Nesse segundo turno das eleições no Brasil, ganhou destaque no país e internacionalmente a acusação feita contra o candidato de extrema-direita que lidera as pesquisas, Jair Bolsonaro, de ter se beneficiado de um esquema ilegal de financiamento oculto de campanha por empresários (caixa 2, agravada pela recente proibição de doações de empresas às campanhas) para o disparo de milhões de mensagens de WhatsApp contendo informações depreciativas em relação a seu opositor, Fernando Haddad, sua vice, Manuela D’Ávila e ao PT. Um agravante é o volume de recursos aplicados nessa prática, ao que tudo indica em muito superior aos 1,7 milhões de reais declarados como gastos totais pela campanha de Bolsonaro (segundo reportagem da Folha de SP, apenas um dos pacotes contratados pelos empresários teria sido no valor de 12 milhões de reais). Num primeiro momento, o que sobressaiu foi o crime eleitoral flagrante envolvido nessa prática, o que pode levar, em tese, à impugnação de sua candidatura ou à anulação das eleições. Embora estivesse de acordo com nossa legislação, é difícil acreditar que isso possa acontecer diante do precário estado de funcionamento das instituições brasileiras nesse momento e à indevida e desonesta pressão que vem sendo realizada pelos meios militares – que apoiam amplamente o candidato de extrema-direita -, que envolve ameaças diretas ao STF, ao TSE e a seus membros. Isso é parte fundamental do quadro de autoritarismo de cunho fascista que impera nas Forças Armadas brasileiras hoje.

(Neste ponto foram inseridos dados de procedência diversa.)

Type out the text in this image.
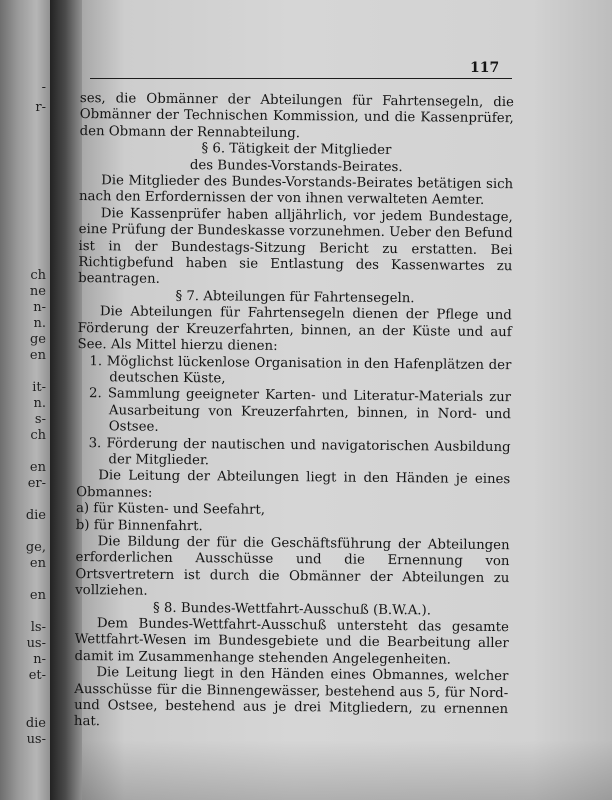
-
r-
ch
ne
n-
n.
ge
en
it-
n.
s-
ch
en
er-
die
ge,
en
en
ls-
us-
n-
et-
die
us-
117

ses, die Obmänner der Abteilungen für Fahrtensegeln, die Obmänner der Technischen Kommission, und die Kassenprüfer, den Obmann der Rennabteilung.

§ 6. Tätigkeit der Mitglieder

des Bundes-Vorstands-Beirates.

Die Mitglieder des Bundes-Vorstands-Beirates betätigen sich nach den Erfordernissen der von ihnen verwalteten Aemter.

Die Kassenprüfer haben alljährlich, vor jedem Bundestage, eine Prüfung der Bundeskasse vorzunehmen. Ueber den Befund ist in der Bundestags-Sitzung Bericht zu erstatten. Bei Richtigbefund haben sie Entlastung des Kassenwartes zu beantragen.

§ 7. Abteilungen für Fahrtensegeln.

Die Abteilungen für Fahrtensegeln dienen der Pflege und Förderung der Kreuzerfahrten, binnen, an der Küste und auf See. Als Mittel hierzu dienen:

1. Möglichst lückenlose Organisation in den Hafenplätzen der deutschen Küste,

2. Sammlung geeigneter Karten- und Literatur-Materials zur Ausarbeitung von Kreuzerfahrten, binnen, in Nord- und Ostsee.

3. Förderung der nautischen und navigatorischen Ausbildung der Mitglieder.

Die Leitung der Abteilungen liegt in den Händen je eines Obmannes:

a) für Küsten- und Seefahrt,

b) für Binnenfahrt.

Die Bildung der für die Geschäftsführung der Abteilungen erforderlichen Ausschüsse und die Ernennung von Ortsvertretern ist durch die Obmänner der Abteilungen zu vollziehen.

§ 8. Bundes-Wettfahrt-Ausschuß (B.W.A.).

Dem Bundes-Wettfahrt-Ausschuß untersteht das gesamte Wettfahrt-Wesen im Bundesgebiete und die Bearbeitung aller damit im Zusammenhange stehenden Angelegenheiten.

Die Leitung liegt in den Händen eines Obmannes, welcher Ausschüsse für die Binnengewässer, bestehend aus 5, für Nord- und Ostsee, bestehend aus je drei Mitgliedern, zu ernennen hat.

Embora tudo isso descrito no parágrafo acima seja gravíssimo, não explica nem explicita o principal ponto do escândalo do envio em massa de mensagens: o resultado eleitoral brasileiro deste ano se deve ao hackeamento em massa de subjetividades. Esse processo, certamente, não foi iniciado nesta eleição, mas nela foi potencializado e intensificado – agora sabemos que a partir do financiamento ilegal de empresários ligados a Jair Bolsonaro. Podemos dizer que parte considerável dos eleitores tem produzido julgamentos sobre a realidade baseados em informações falsas e absurdas, o que explica alguns movimentos fundamentais que ocorreram ao longo do processo eleitoral e que em muito se diferenciam dos debates políticos saudáveis e legítimos – que podem causar desgastes, brigas e disputas, mas que fazem parte das disputas ideológicas e de significado que marcam a política em seus momentos e contextos mais salutares. A radicalização criminosa e perigosa que opera a extrema-direita brasileira nesse momento, mais do que antiética ou absurda, é fruto de práticas subterrâneas que ameaçam de forma extremamente grave a nossa democracia e, de modo geral, as instituições democráticas como um todo.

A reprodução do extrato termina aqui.